ANS: Yeah, I think I’ll still go back to repeat myself to respond to that. I really want to take this opportunity to be very thankful for this new project from the World Bank, the Health Sector Transformation Project, because at the moment, at least for this grant, we are very happy that hospitals are being included.
So it’s not like the previous grants or the previous support we used to receive from donors, where most of the time hospitals are not included in the support. So this is a way, you know, forward to start on improving our services at the health, at the hospital level. But again, the support we receive, it has a focus, you know, it has a focus on maternal and child health.
But tertiary care is broader than this, so it’s more than just maternal and child care. For example, if you go to Juba Teaching Hospital, you see all these trauma cases, you know. By the way, it is one of the great concerns we have been seeing at Juba Teaching Hospital, you know. The number of accidents we receive on a daily basis and other kinds of trauma is really, it’s really high. And it requires a lot of medical supplies for us to better manage the people. It requires the human resource, you know, the doctors, the nurses, you know, the entire health team to be available at all times to respond to this.
So with this World Bank grant, at least we are able to pay a bit of incentives. So doctors will be able to get something small, which can encourage them at least to be able to come to work on a daily basis, to be able to pay at least for their transportation. It’s really small, but I just want to encourage them to acknowledge the fact that better, I mean, it’s better to have something small than not to have it completely.
So it’s really a small incentive which can help in their upkeep, but it’s not enough. It’s not what we really expect our doctors to be having. So this is one of the solutions I see is having this project running.
But of course, in addition to that, it will be very, very important for the government to really invest and put a lot of focus on hospitals. If our budget can be increased to really support our hospitals, it will make a very, very big difference. And this is very important.

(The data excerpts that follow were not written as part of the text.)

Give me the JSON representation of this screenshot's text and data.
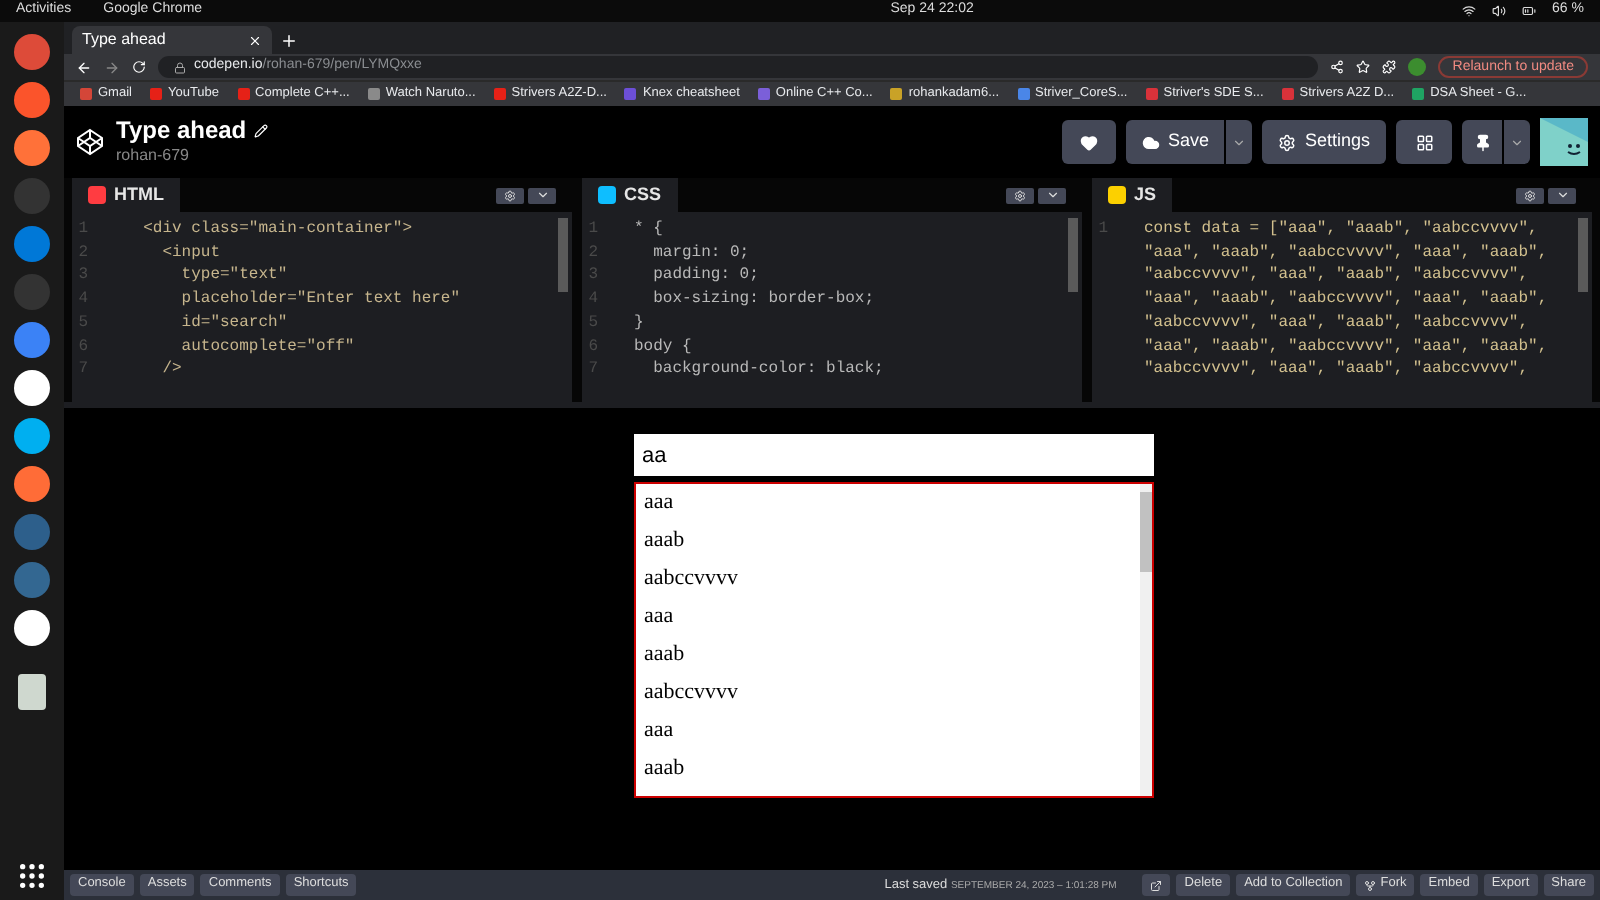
{
  "system_bar": {
    "activities": "Activities",
    "app": "Google Chrome",
    "clock": "Sep 24  22:02",
    "battery": "66 %"
  },
  "browser": {
    "tab_title": "Type ahead",
    "url_host": "codepen.io",
    "url_path": "/rohan-679/pen/LYMQxxe",
    "update_button": "Relaunch to update",
    "bookmarks": [
      {
        "label": "Gmail",
        "color": "#d44638"
      },
      {
        "label": "YouTube",
        "color": "#e62117"
      },
      {
        "label": "Complete C++...",
        "color": "#e62117"
      },
      {
        "label": "Watch Naruto...",
        "color": "#8a8a8a"
      },
      {
        "label": "Strivers A2Z-D...",
        "color": "#e62117"
      },
      {
        "label": "Knex cheatsheet",
        "color": "#6c4fd6"
      },
      {
        "label": "Online C++ Co...",
        "color": "#7b5fd9"
      },
      {
        "label": "rohankadam6...",
        "color": "#c9a227"
      },
      {
        "label": "Striver_CoreS...",
        "color": "#4a86e8"
      },
      {
        "label": "Striver's SDE S...",
        "color": "#d9323a"
      },
      {
        "label": "Strivers A2Z D...",
        "color": "#d9323a"
      },
      {
        "label": "DSA Sheet - G...",
        "color": "#1fa463"
      }
    ]
  },
  "pen": {
    "title": "Type ahead",
    "author": "rohan-679",
    "save": "Save",
    "settings": "Settings"
  },
  "editors": [
    {
      "kind": "html",
      "label": "HTML",
      "lines": [
        {
          "number": "1",
          "text": "  <div class=\"main-container\">"
        },
        {
          "number": "2",
          "text": "    <input"
        },
        {
          "number": "3",
          "text": "      type=\"text\""
        },
        {
          "number": "4",
          "text": "      placeholder=\"Enter text here\""
        },
        {
          "number": "5",
          "text": "      id=\"search\""
        },
        {
          "number": "6",
          "text": "      autocomplete=\"off\""
        },
        {
          "number": "7",
          "text": "    />"
        }
      ]
    },
    {
      "kind": "css",
      "label": "CSS",
      "lines": [
        {
          "number": "1",
          "text": "* {"
        },
        {
          "number": "2",
          "text": "  margin: 0;"
        },
        {
          "number": "3",
          "text": "  padding: 0;"
        },
        {
          "number": "4",
          "text": "  box-sizing: border-box;"
        },
        {
          "number": "5",
          "text": "}"
        },
        {
          "number": "6",
          "text": "body {"
        },
        {
          "number": "7",
          "text": "  background-color: black;"
        }
      ]
    },
    {
      "kind": "js",
      "label": "JS",
      "lines": [
        {
          "number": "1",
          "text": "const data = [\"aaa\", \"aaab\", \"aabccvvvv\","
        },
        {
          "text": "\"aaa\", \"aaab\", \"aabccvvvv\", \"aaa\", \"aaab\","
        },
        {
          "text": "\"aabccvvvv\", \"aaa\", \"aaab\", \"aabccvvvv\","
        },
        {
          "text": "\"aaa\", \"aaab\", \"aabccvvvv\", \"aaa\", \"aaab\","
        },
        {
          "text": "\"aabccvvvv\", \"aaa\", \"aaab\", \"aabccvvvv\","
        },
        {
          "text": "\"aaa\", \"aaab\", \"aabccvvvv\", \"aaa\", \"aaab\","
        },
        {
          "text": "\"aabccvvvv\", \"aaa\", \"aaab\", \"aabccvvvv\","
        }
      ]
    }
  ],
  "preview": {
    "input_value": "aa",
    "results": [
      "aaa",
      "aaab",
      "aabccvvvv",
      "aaa",
      "aaab",
      "aabccvvvv",
      "aaa",
      "aaab"
    ]
  },
  "footer": {
    "tabs": [
      "Console",
      "Assets",
      "Comments",
      "Shortcuts"
    ],
    "last_saved_label": "Last saved",
    "last_saved_time": "SEPTEMBER 24, 2023 – 1:01:28 PM",
    "actions": [
      {
        "kind": "plain",
        "label": "Delete"
      },
      {
        "kind": "plain",
        "label": "Add to Collection"
      },
      {
        "kind": "fork",
        "label": "Fork"
      },
      {
        "kind": "plain",
        "label": "Embed"
      },
      {
        "kind": "plain",
        "label": "Export"
      },
      {
        "kind": "plain",
        "label": "Share"
      }
    ]
  }
}
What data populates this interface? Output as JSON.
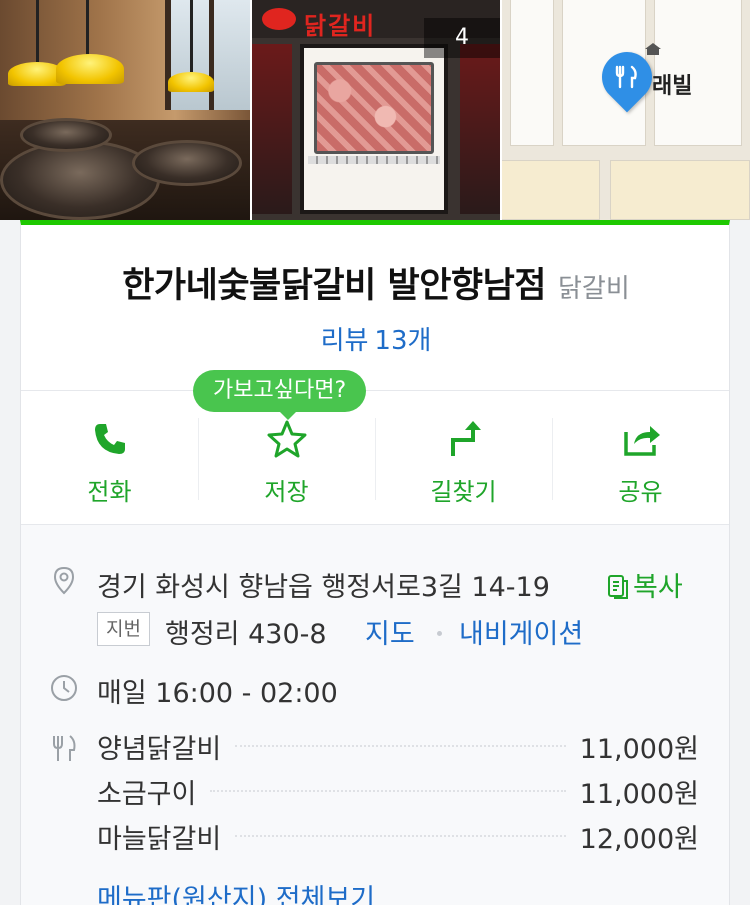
{
  "photos": {
    "count_badge": "4",
    "map_label": "래빌",
    "sign_text": "닭갈비"
  },
  "place": {
    "name": "한가네숯불닭갈비 발안향남점",
    "category": "닭갈비",
    "review_label": "리뷰",
    "review_count": "13개"
  },
  "tooltip": "가보고싶다면?",
  "actions": [
    {
      "label": "전화",
      "icon": "phone-icon"
    },
    {
      "label": "저장",
      "icon": "star-icon"
    },
    {
      "label": "길찾기",
      "icon": "directions-icon"
    },
    {
      "label": "공유",
      "icon": "share-icon"
    }
  ],
  "info": {
    "address": "경기 화성시 향남읍 행정서로3길 14-19",
    "copy_label": "복사",
    "jibun_badge": "지번",
    "jibun_address": "행정리 430-8",
    "map_link": "지도",
    "navi_link": "내비게이션",
    "hours": "매일 16:00 - 02:00",
    "menu": [
      {
        "name": "양념닭갈비",
        "price": "11,000원"
      },
      {
        "name": "소금구이",
        "price": "11,000원"
      },
      {
        "name": "마늘닭갈비",
        "price": "12,000원"
      }
    ],
    "menu_all": "메뉴판(원산지) 전체보기"
  },
  "colors": {
    "accent_green": "#1ec800",
    "link_blue": "#1e6cc8",
    "action_green": "#1fa52a",
    "pin_blue": "#2f8fe6"
  }
}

Otherwise, without additional increment of the health budget, we will not be able to make a difference in improving our health services at the hospital level. So this is really my cry that we really invest in hospitals. We don’t have so many hospitals for the tertiary level, but if we can focus on the few we have to make them fully functional, to make them provide quality health services, it will make a difference in the health of our people in South Sudan.
The donor’s money will never cover all our needs. And by the way, everywhere in the world, tertiary services are never free of charge. But we understand our economic situation, and even with the small fee we are putting at the tertiary level of care, patients are not able to pay that small fee. So to complement this, the government has to inject money to support these hospitals.
QN: Is there a specific message you would like to convey to the people of South Sudan regarding the Ministry’s commitment to improving healthcare?
ANS: My message to the people of South Sudan is that we all understand the difficulties people are facing with regard to the high medical costs in the country. But what I would like to encourage the people is really to make use of the primary health care services around them, because if you seek medical treatment as early as possible, it will really cut down on the cost you can pay when you allow yourself to reach a critical situation or a complicated medical case where you need to be treated at the tertiary or secondary level of care.
So my message is really to encourage people to always develop the habit of seeking medical care as early as possible. So this is my basic message to each and every one. Let us seek medical care as early as possible.